Telling his girlfriend to hold the fire exit open, the guy made his way to the large open doors, inspected them for a second and then effortlessly pulled them open. After uttering an embarrassed “Merci”, I made my way outside.
The rest of the afternoon proved relatively straightforward as I took in the rest of the attractions in Montmartre including the Salvador Dali museum, the Place du Tertre and its large vineyard unusually located in a built-up residential area.
After a late-night guided tour of the backstreets of the village, I headed back to Timhotel for a night’s rest and to plan the next day’s sightseeing. As I approached my hotel, a man suddenly began animatedly talking to me in front of the establishment “Sexodrome”. and gesturing to something in the distance. Not quite following his quick French jib, another gentlemen came up to me and pointed to a woman standing between two cars.
Amidst the $ex shops and adult theatres, I began to get the feeling somehow they were touting for business and that this lady was the femme du jour. Exasperated I said in French that I couldn’t understand what they were saying.
Realising my Anglicised heritage, they switched to my mother tongue, explaining that they were filming a movie and that they needed me to cross the street or stay where I was. At first I thought they meant that they wanted me to do that so they could film it and include it in their film but it became clear that they just needed me to stay out of shot as a scene was about to be started.

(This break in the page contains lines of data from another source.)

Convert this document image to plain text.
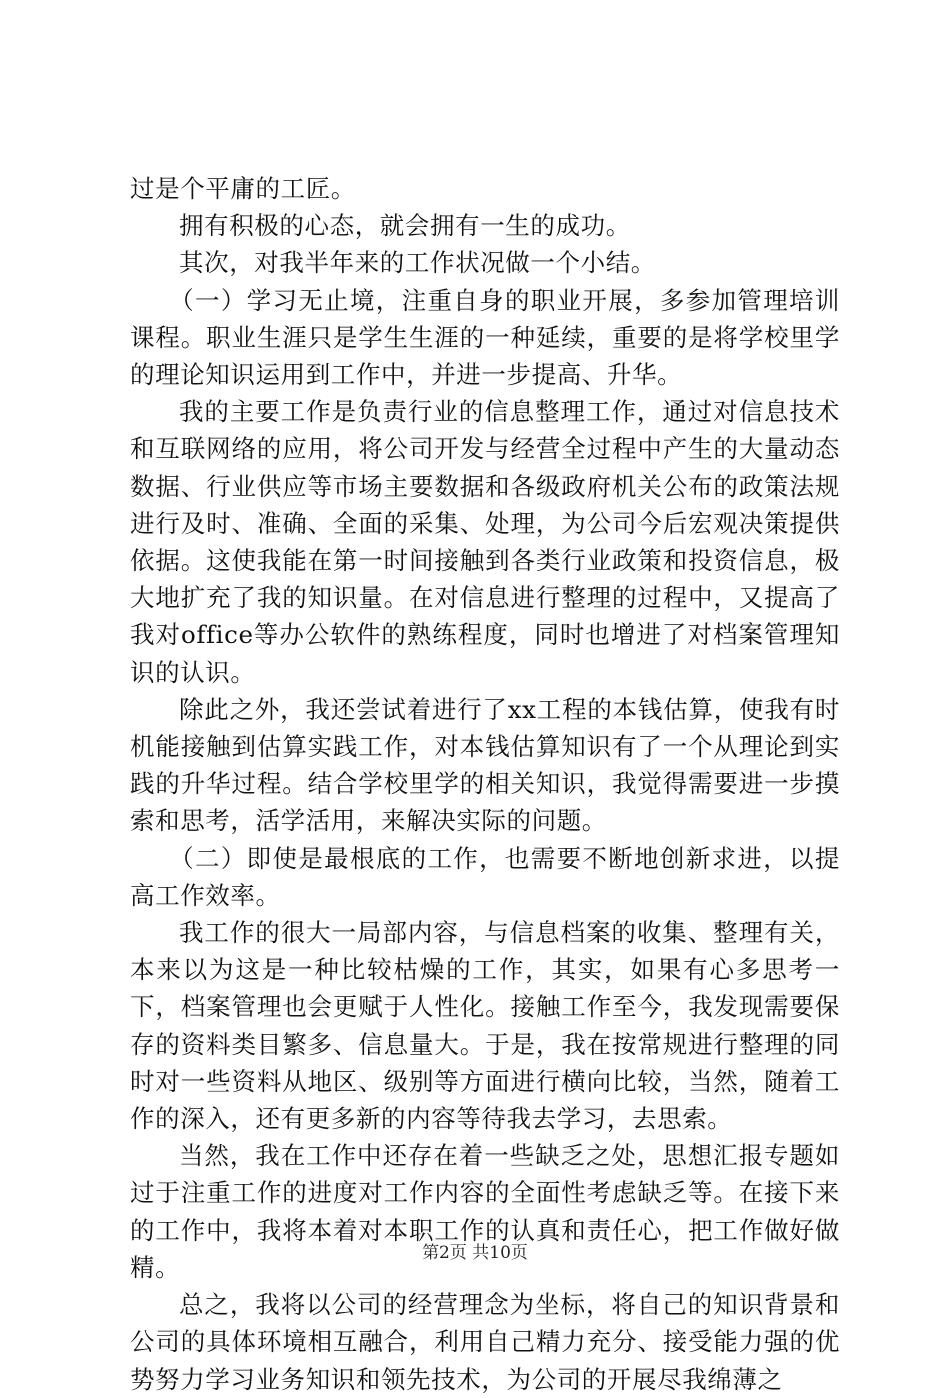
过是个平庸的工匠。

拥有积极的心态，就会拥有一生的成功。

其次，对我半年来的工作状况做一个小结。

（一）学习无止境，注重自身的职业开展，多参加管理培训课程。职业生涯只是学生生涯的一种延续，重要的是将学校里学的理论知识运用到工作中，并进一步提高、升华。

我的主要工作是负责行业的信息整理工作，通过对信息技术和互联网络的应用，将公司开发与经营全过程中产生的大量动态数据、行业供应等市场主要数据和各级政府机关公布的政策法规进行及时、准确、全面的采集、处理，为公司今后宏观决策提供依据。这使我能在第一时间接触到各类行业政策和投资信息，极大地扩充了我的知识量。在对信息进行整理的过程中，又提高了我对office等办公软件的熟练程度，同时也增进了对档案管理知识的认识。

除此之外，我还尝试着进行了xx工程的本钱估算，使我有时机能接触到估算实践工作，对本钱估算知识有了一个从理论到实践的升华过程。结合学校里学的相关知识，我觉得需要进一步摸索和思考，活学活用，来解决实际的问题。

（二）即使是最根底的工作，也需要不断地创新求进，以提高工作效率。

我工作的很大一局部内容，与信息档案的收集、整理有关，本来以为这是一种比较枯燥的工作，其实，如果有心多思考一下，档案管理也会更赋于人性化。接触工作至今，我发现需要保存的资料类目繁多、信息量大。于是，我在按常规进行整理的同时对一些资料从地区、级别等方面进行横向比较，当然，随着工作的深入，还有更多新的内容等待我去学习，去思索。

当然，我在工作中还存在着一些缺乏之处，思想汇报专题如过于注重工作的进度对工作内容的全面性考虑缺乏等。在接下来的工作中，我将本着对本职工作的认真和责任心，把工作做好做精。

总之，我将以公司的经营理念为坐标，将自己的知识背景和公司的具体环境相互融合，利用自己精力充分、接受能力强的优势努力学习业务知识和领先技术，为公司的开展尽我绵薄之

第2页 共10页
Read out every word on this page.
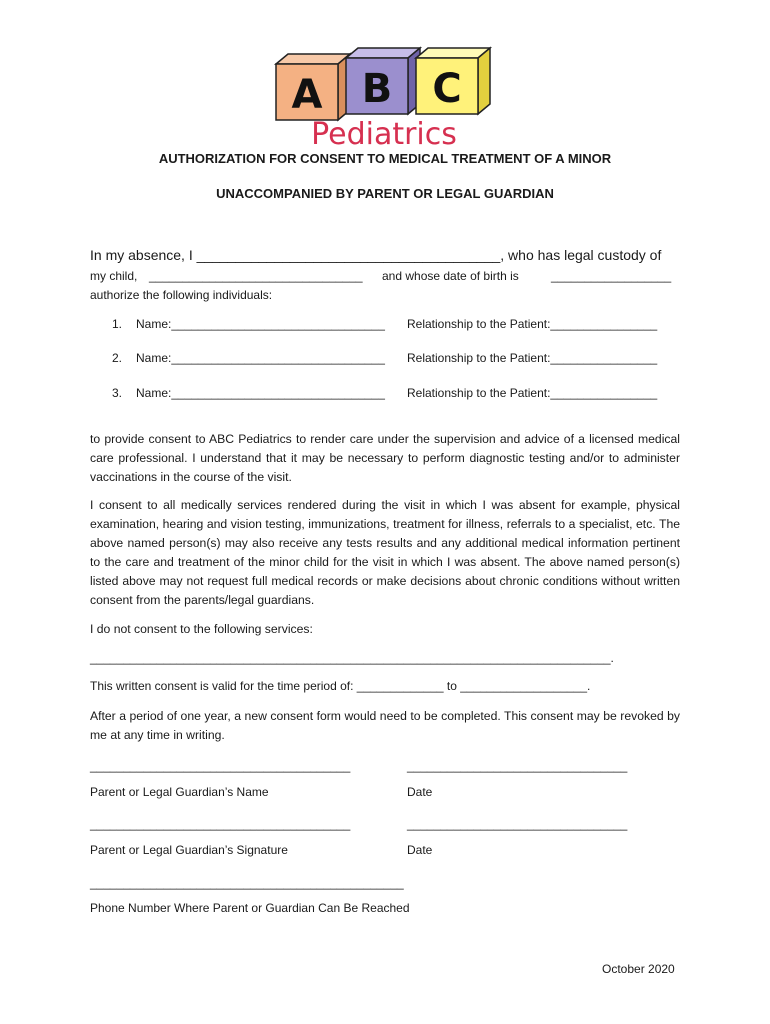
A B C
Pediatrics
AUTHORIZATION FOR CONSENT TO MEDICAL TREATMENT OF A MINOR
UNACCOMPANIED BY PARENT OR LEGAL GUARDIAN
In my absence, I _______________________________________, who has legal custody of
my child, ________________________________ and whose date of birth is	__________________
authorize the following individuals:
1. Name:________________________________ Relationship to the Patient:________________
2. Name:________________________________ Relationship to the Patient:________________
3. Name:________________________________ Relationship to the Patient:________________
to provide consent to ABC Pediatrics to render care under the supervision and advice of a licensed medical care professional. I understand that it may be necessary to perform diagnostic testing and/or to administer vaccinations in the course of the visit.
I consent to all medically services rendered during the visit in which I was absent for example, physical examination, hearing and vision testing, immunizations, treatment for illness, referrals to a specialist, etc. The above named person(s) may also receive any tests results and any additional medical information pertinent to the care and treatment of the minor child for the visit in which I was absent. The above named person(s) listed above may not request full medical records or make decisions about chronic conditions without written consent from the parents/legal guardians.
I do not consent to the following services:
______________________________________________________________________________.
This written consent is valid for the time period of: _____________ to ___________________.
After a period of one year, a new consent form would need to be completed. This consent may be revoked by me at any time in writing.
_______________________________________	_________________________________
Parent or Legal Guardian’s Name	Date
_______________________________________	_________________________________
Parent or Legal Guardian’s Signature	Date
_______________________________________________
Phone Number Where Parent or Guardian Can Be Reached
October 2020
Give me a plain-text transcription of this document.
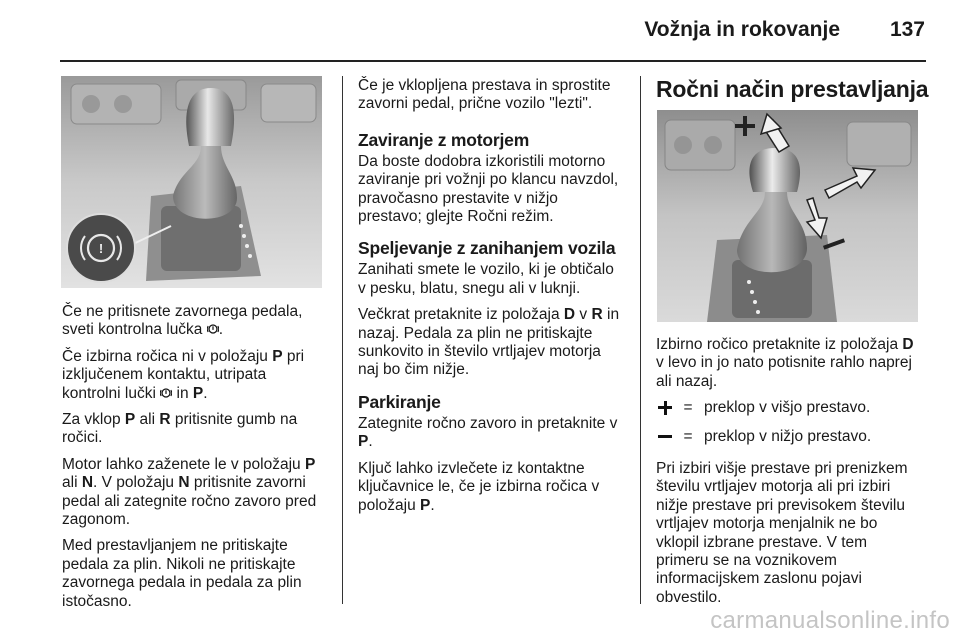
Vožnja in rokovanje	137
!

Če ne pritisnete zavornega pedala, sveti kontrolna lučka .

Če izbirna ročica ni v položaju P pri izključenem kontaktu, utripata kontrolni lučki  in P.

Za vklop P ali R pritisnite gumb na ročici.

Motor lahko zaženete le v položaju P ali N. V položaju N pritisnite zavorni pedal ali zategnite ročno zavoro pred zagonom.

Med prestavljanjem ne pritiskajte pedala za plin. Nikoli ne pritiskajte zavornega pedala in pedala za plin istočasno.

Če je vklopljena prestava in sprostite zavorni pedal, prične vozilo "lezti".

Zaviranje z motorjem

Da boste dodobra izkoristili motorno zaviranje pri vožnji po klancu navzdol, pravočasno prestavite v nižjo prestavo; glejte Ročni režim.

Speljevanje z zanihanjem vozila

Zanihati smete le vozilo, ki je obtičalo v pesku, blatu, snegu ali v luknji.

Večkrat pretaknite iz položaja D v R in nazaj. Pedala za plin ne pritiskajte sunkovito in število vrtljajev motorja naj bo čim nižje.

Parkiranje

Zategnite ročno zavoro in pretaknite v P.

Ključ lahko izvlečete iz kontaktne ključavnice le, če je izbirna ročica v položaju P.

Ročni način prestavljanja

Izbirno ročico pretaknite iz položaja D v levo in jo nato potisnite rahlo naprej ali nazaj.

= preklop v višjo prestavo.
= preklop v nižjo prestavo.

Pri izbiri višje prestave pri prenizkem številu vrtljajev motorja ali pri izbiri nižje prestave pri previsokem številu vrtljajev motorja menjalnik ne bo vklopil izbrane prestave. V tem primeru se na voznikovem informacijskem zaslonu pojavi obvestilo.

carmanualsonline.info
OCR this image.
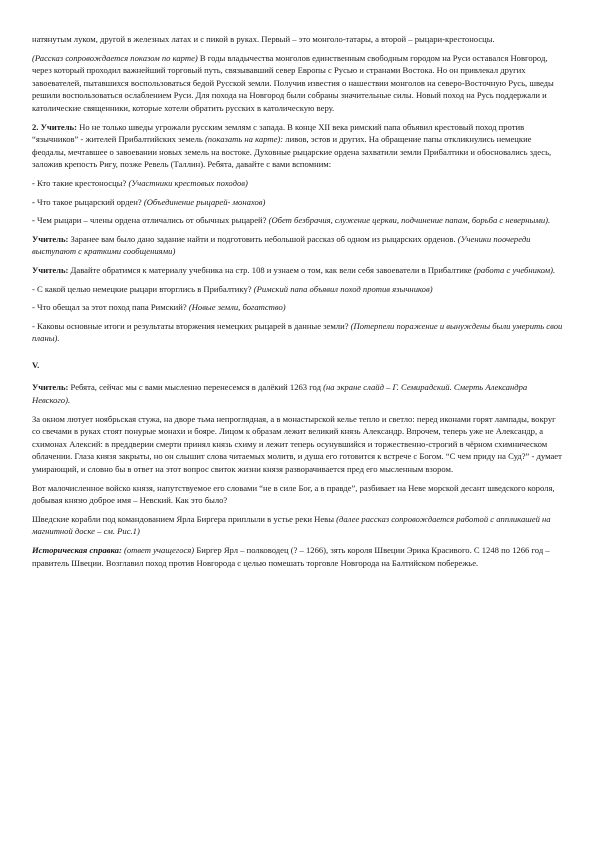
натянутым луком, другой в железных латах и с пикой в руках. Первый – это монголо-татары, а второй – рыцари-крестоносцы.

(Рассказ сопровождается показом по карте) В годы владычества монголов единственным свободным городом на Руси оставался Новгород, через который проходил важнейший торговый путь, связывавший север Европы с Русью и странами Востока. Но он привлекал других завоевателей, пытавшихся воспользоваться бедой Русской земли. Получив известия о нашествии монголов на северо-Восточную Русь, шведы решили воспользоваться ослаблением Руси. Для похода на Новгород были собраны значительные силы. Новый поход на Русь поддержали и католические священники, которые хотели обратить русских в католическую веру.

2. Учитель: Но не только шведы угрожали русским землям с запада. В конце XII века римский папа объявил крестовый поход против “язычников” - жителей Прибалтийских земель (показать на карте): ливов, эстов и других. На обращение папы откликнулись немецкие феодалы, мечтавшее о завоевании новых земель на востоке. Духовные рыцарские ордена захватили земли Прибалтики и обосновались здесь, заложив крепость Ригу, позже Ревель (Таллин). Ребята, давайте с вами вспомним:

- Кто такие крестоносцы? (Участники крестовых походов)

- Что такое рыцарский орден? (Объединение рыцарей- монахов)

- Чем рыцари – члены ордена отличались от обычных рыцарей? (Обет безбрачия, служение церкви, подчинение папам, борьба с неверными).

Учитель: Заранее вам было дано задание найти и подготовить небольшой рассказ об одном из рыцарских орденов. (Ученики поочереди выступают с краткими сообщениями)

Учитель: Давайте обратимся к материалу учебника на стр. 108 и узнаем о том, как вели себя завоеватели в Прибалтике (работа с учебником).

- С какой целью немецкие рыцари вторглись в Прибалтику? (Римский папа объявил поход против язычников)

- Что обещал за этот поход папа Римский? (Новые земли, богатство)

- Каковы основные итоги и результаты вторжения немецких рыцарей в данные земли? (Потерпели поражение и вынуждены были умерить свои планы).

V.

Учитель: Ребята, сейчас мы с вами мысленно перенесемся в далёкий 1263 год (на экране слайд – Г. Семирадский. Смерть Александра Невского).

За окном лютует ноябрьская стужа, на дворе тьма непроглядная, а в монастырской келье тепло и светло: перед иконами горят лампады, вокруг со свечами в руках стоят понурые монахи и бояре. Лицом к образам лежит великий князь Александр. Впрочем, теперь уже не Александр, а схимонах Алексий: в преддверии смерти принял князь схиму и лежит теперь осунувшийся и торжественно-строгий в чёрном схимническом облачении. Глаза князя закрыты, но он слышит слова читаемых молитв, и душа его готовится к встрече с Богом. “С чем приду на Суд?” - думает умирающий, и словно бы в ответ на этот вопрос свиток жизни князя разворачивается пред его мысленным взором.

Вот малочисленное войско князя, напутствуемое его словами “не в силе Бог, а в правде”, разбивает на Неве морской десант шведского короля, добывая князю доброе имя – Невский. Как это было?

Шведские корабли под командованием Ярла Биргера приплыли в устье реки Невы (далее рассказ сопровождается работой с аппликашей на магнитной доске – см. Рис.1)

Историческая справка: (ответ учащегося) Биргер Ярл – полководец (? – 1266), зять короля Швеции Эрика Красивого. С 1248 по 1266 год – правитель Швеции. Возглавил поход против Новгорода с целью помешать торговле Новгорода на Балтийском побережье.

Agreeing, I waited patiently with them at the roadside and saw a guy which a large camera scuttle backwards as two men on bicycles in Mickey Mouse masks rode past. After they had gone by, the camera swung to a shop window where a man in face paint and a woman sucking a giant lollipop talked. Half a minute later, someone yelled cut and I was informed that I could now go on my way.
Wishing them “Bonne chance”, I sidled between them and into Timhotel. As I collected my room key, the clerk wished me a good evening. I’d had one already, I thought to myself.